The majority of extrasolar planetary systems, detected up to now, consists of a star and a giant planet revolving about it in an eccentric orbit. Therefore we use the elliptic restricted three-body problem as dynamical model. In our approach the giant planet moves in an elliptic orbit around the hosting star and we assume that the Earth-like planet (with negligible mass) moves under their gravitational influence.

We explored the stability properties of an Earth-like planet by investigating the stability structure of the a-e₁ parameter planes, where a is the semi-major axis of the Earth-like planet and e₁ is the eccentricity of the giant planet. We use dimensionless quantities, i.e. the semi-major axis of the giant planet is the distance unit: a₁. Then asystem can be classified by its mass parameter: μ = m_p/(m_star+m_p), where m_p is the mass of the giant planet and m_star is the mass of the hosting star.

During our investigations we have accepted the working hypothesis that ordered behaviour of an Earth-like planets means stability, while chaotic behaviour means instability through chaotic diffusion of trajectories in the phase space. Thus in order to determine the stability properties of the a-e₁ parameter planes, we can apply chaos detection methods. We mainly used the Relative Lyapunov Indicator (Sandor et al. 2000; Sandor et al. 2004) being an efficient and sensitive tool of chaos detection. In some cases we also applied the Fast Lyapunov Indicator (FLI) (Froeschle et al. 1997), and the Maximum Eccentricity Method (MEM) (see Dvorak et al. 2003).

We studied separately two cases: (i) the Earth-like planet revolves between the giant planet and the star (inner orbits), and (ii) the giant planet's orbit is between the star and Earth-like planet (outer orbits). In both cases the mass parameter μ has been changed between (i) 1×10^-4 and 9×10^-4 with Δ μ=10^-4, (ii) between 1×10^-3 and 9×10^-3 with Δ μ=10^-3, and (iii) between 1×10^-2 and 5×10^-2 with Δ μ=10^-2. This results in 23 values for μ. We have also changed the mean anomaly of the giant planet between M₁=0° - 360° with Δ M₁ = 45° for inner and outer orbits as well. Additionally, for inner orbits we changed M₁ between 0° - 90° with &Delta M₁ = 10° too. The argument of pericenter of giant planet as well as the mean anomaly of the Earth-like planet has been fixed to 0°. Thus our catalogue consists of 552 stability maps corresponding to each (μ, M₁) pair of the 23 values of μ and 12 values of M₁ both for inner and outer orbits (23×12×2=552).

In this figure we display the initial conditions for the giant and the Earth-like planets used during our numerical simulations. (Click enlarge!)
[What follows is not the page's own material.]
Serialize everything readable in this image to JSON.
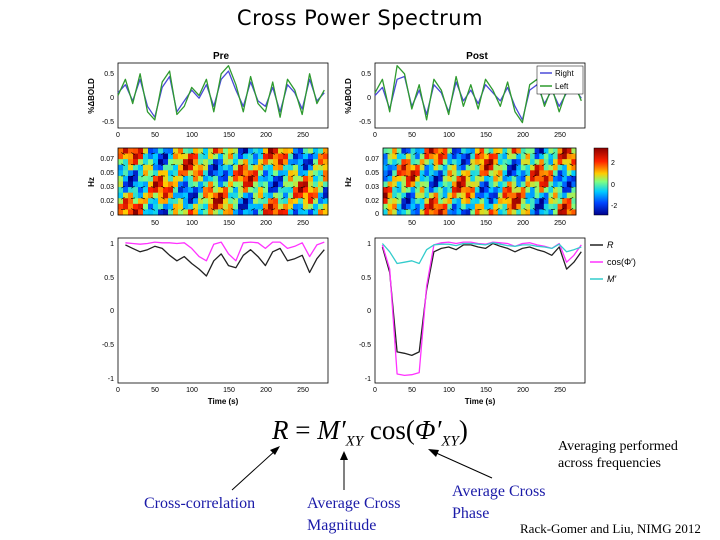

By calculating a stability map, We changed the semi-major axis a of the test planet in two different intervals: (a) for orbits of the test planet ``inside" the orbit of the giant planet, we changed a between 0.1 and 0.9 with a stepsize of 10<sup>-3</sup>, and (b) for ``outside" orbits between 1.1 and 4.0 with a stepsize of 3.625×10^-3. The eccentricity of the giant planet e₁has been changed between 0 and 0.5 with a stepsize of 5×10^-3. The initial eccentricity of the Earth-like planet has always been fixed to 0.

For a given (μ,M₁) pair the stability map is prepared in such a way that for each set of the described initial conditions the RLI (or FLI) value of the corresponding orbit of the test planet is computed and visualized in the (a,e₁) parameter plane. Due to the very small stepsize in a and e₁, each stability map corresponds to more than 8×10⁴ initial conditions thus providing a very fine resolution.

Light regions on the stability maps correspond to low values of the RLI (10^-10), thus ordered, dynamically stable motion of the test planet. Dark shades correspond to large values of the RLI (10^-5) and chaotic behaviour of the test planet. The dark unstable regions on the left are due to the proximity of the giant planet. Another common features of the stability maps are the "V"-shaped stipes of resonances. These resonances, depending on the relative orbital positions of the planets, can represent either ordered (stable for infinite time), or weakly chaotic (which may become unstable after very long time) behaviour. With the increase of e₁ many resonances overlap giving raise to strongly chaotic and thus very unstable behaviour.